Intervention de Marie-Anne Cohendet

Réunion du 10 avril 2015 à 9h00
Groupe de travail sur l'avenir des institutions

Marie-Anne Cohendet :

Dans les manuels de droit constitutionnel, on revient tout de même abondamment sur les modes de scrutin, et j'y accorde pour ma part de très longs développements en montrant bien qu'un mode de scrutin fonctionne de façon différente suivant l'organisation des institutions et suivant le système de variable déterminante, c'est-à-dire toute une série d'éléments qui tiennent notamment aux moeurs, à la tradition, à l'histoire… et du fait desquels on perçoit différemment les institutions.

On soutient toujours qu'en France le mode de scrutin en vigueur garantit la stabilité. Ce n'est pas le cas : sous la Ve République, la durée moyenne d'un gouvernement est inférieure à dix-huit mois, ce qui n'est pas très brillant. Aussi, je vous rejoins sur ce point, monsieur Casanova, il n'y a pas de corrélation mathématique entre instabilité gouvernementale et scrutin proportionnel. Ce lien, hâtivement établi en France, me semble, j'y insiste, objectivement faux, et je partage l'avis de Michel Winock : sous les IIIe et IVe Républiques, l'instabilité ministérielle s'expliquait par le fait qu'on ne portait pas au pouvoir le leader de la majorité. Or, en Allemagne et en Espagne, le chef du gouvernement est élu par les députés, procédure qui me paraît favoriser la stabilité et atténuer les effets de la proportionnelle, facteur auquel on peut ajouter la taille des circonscriptions et la fixation d'un seuil.

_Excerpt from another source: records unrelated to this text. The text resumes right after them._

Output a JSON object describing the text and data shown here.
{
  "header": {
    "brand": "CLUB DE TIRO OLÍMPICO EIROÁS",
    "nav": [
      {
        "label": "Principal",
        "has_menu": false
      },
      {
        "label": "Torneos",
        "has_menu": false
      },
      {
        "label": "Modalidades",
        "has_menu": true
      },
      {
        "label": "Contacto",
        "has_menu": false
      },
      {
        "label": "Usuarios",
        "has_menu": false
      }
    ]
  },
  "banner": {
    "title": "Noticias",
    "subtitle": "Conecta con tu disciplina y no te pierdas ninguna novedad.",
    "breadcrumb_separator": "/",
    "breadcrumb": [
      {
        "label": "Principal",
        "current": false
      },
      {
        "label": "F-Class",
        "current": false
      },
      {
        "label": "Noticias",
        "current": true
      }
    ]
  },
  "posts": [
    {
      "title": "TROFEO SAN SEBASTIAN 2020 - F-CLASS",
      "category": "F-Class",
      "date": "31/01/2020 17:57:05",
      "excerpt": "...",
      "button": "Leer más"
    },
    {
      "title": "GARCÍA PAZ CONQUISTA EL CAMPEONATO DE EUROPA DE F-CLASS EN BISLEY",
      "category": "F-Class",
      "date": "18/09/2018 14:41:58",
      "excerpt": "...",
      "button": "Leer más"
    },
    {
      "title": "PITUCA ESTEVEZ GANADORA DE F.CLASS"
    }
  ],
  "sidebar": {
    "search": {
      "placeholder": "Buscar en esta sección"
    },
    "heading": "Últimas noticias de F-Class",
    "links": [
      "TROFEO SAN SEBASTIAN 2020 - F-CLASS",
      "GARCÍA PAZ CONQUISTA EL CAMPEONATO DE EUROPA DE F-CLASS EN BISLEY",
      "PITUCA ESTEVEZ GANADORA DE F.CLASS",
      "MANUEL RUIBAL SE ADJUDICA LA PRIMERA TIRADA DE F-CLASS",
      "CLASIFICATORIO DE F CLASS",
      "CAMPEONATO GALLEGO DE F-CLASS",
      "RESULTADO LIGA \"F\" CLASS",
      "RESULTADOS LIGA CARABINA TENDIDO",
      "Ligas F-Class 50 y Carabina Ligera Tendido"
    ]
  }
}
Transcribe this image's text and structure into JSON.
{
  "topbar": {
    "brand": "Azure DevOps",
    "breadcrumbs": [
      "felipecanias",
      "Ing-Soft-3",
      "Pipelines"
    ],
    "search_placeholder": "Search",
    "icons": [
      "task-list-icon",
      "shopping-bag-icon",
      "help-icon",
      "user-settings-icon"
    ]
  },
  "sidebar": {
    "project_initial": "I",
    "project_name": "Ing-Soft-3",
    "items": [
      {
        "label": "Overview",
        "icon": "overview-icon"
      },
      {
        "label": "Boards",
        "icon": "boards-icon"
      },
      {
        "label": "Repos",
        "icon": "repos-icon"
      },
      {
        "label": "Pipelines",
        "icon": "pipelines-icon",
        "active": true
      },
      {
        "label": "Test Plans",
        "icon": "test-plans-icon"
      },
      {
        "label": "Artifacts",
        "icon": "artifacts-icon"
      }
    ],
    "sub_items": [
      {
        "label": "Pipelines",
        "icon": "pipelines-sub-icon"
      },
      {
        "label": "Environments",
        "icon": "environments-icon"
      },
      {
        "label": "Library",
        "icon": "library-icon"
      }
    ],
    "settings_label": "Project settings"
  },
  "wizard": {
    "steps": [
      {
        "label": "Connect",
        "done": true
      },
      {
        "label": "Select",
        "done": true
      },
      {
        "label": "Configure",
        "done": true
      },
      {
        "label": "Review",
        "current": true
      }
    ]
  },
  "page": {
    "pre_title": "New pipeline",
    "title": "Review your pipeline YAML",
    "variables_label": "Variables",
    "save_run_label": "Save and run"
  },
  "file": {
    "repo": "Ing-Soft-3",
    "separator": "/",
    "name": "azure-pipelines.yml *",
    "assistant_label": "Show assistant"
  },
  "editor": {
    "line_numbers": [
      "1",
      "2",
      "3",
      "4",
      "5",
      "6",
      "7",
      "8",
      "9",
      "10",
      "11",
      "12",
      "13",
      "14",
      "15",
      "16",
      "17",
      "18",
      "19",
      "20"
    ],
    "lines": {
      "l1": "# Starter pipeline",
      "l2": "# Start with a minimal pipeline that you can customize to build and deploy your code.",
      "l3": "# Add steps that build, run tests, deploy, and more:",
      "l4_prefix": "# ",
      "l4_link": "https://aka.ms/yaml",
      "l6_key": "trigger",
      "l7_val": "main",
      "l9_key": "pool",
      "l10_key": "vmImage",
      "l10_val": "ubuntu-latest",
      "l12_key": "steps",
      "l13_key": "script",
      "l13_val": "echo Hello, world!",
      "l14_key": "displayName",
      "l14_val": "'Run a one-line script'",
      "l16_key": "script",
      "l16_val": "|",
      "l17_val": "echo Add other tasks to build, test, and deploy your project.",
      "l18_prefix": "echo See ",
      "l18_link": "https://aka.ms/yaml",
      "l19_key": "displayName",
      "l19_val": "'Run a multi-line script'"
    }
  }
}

J'étais auparavant tout à fait favorable au scrutin majoritaire, et c'est en étudiant le droit comparé, avec toutes les précautions nécessaires, que je me suis rendu compte que notre appréhension de la proportionnelle était fausse et négligeait le fait qu'elle assure une meilleure représentation de toutes les opinions. J'aimerais d'ailleurs savoir si nous disposons de données relatives à une éventuelle corrélation entre mode de scrutin et taux d'abstention. En effet, l'un des principaux problèmes actuels est que les Français ne se sentent pas représentés et que les grands partis sont trop éloignés de leurs opinions.

Je suis favorable au système prôné par Blum ou à celui en vigueur en Allemagne. Reste le risque, déjà évoqué, d'alliances nouées après les élections, comme on l'a vu à l'issue des élections régionales en France il y a plusieurs années. C'est le point noir de la proportionnelle : on ne connaît les alliances qu'après les élections. Comment l'éviter ? Bastien François propose un scrutin proportionnel à deux tours ; je souhaite connaître votre sentiment sur ce point, comme sur la possibilité d'apparentements.

La grande puissance des extrêmes en France, évoquée elle aussi, ne s'explique-t-elle pas précisément par le scrutin majoritaire ? Les Français, considérant qu'ils ne sont pas représentés par les grands partis, rejettent la classe politique et votent pour des partis hors système. La proportionnelle n'atténuerait-elle pas ce phénomène ?

Dans tous les autres pays de l'Union européenne dans lesquels le Président de la République est élu par le peuple – soit la moitié de ces pays –, le scrutin législatif est proportionnel ou mixte. À mon sens, cela affaiblit quelque peu le chef de l'État. En France, nous étions d'ailleurs plusieurs à insister sur le fait que le scrutin majoritaire favorisait la cristallisation de la majorité autour du Président de la République, alors qu'elle devrait s'opérer autour du chef du Gouvernement.

Je ne suis pas totalement convaincue pour ma part de la nécessité de constitutionnaliser le mode de scrutin, même s'il est vrai que celui-ci, dans la plupart des pays, est inscrit dans la Constitution, au moins dans ses grands principes. En tout état de cause, il est facile de le modifier en France puisqu'il suffit de changer la loi ordinaire. Reste qu'il paraît opportun de réfléchir très sérieusement à l'adoption d'un scrutin à l'allemande.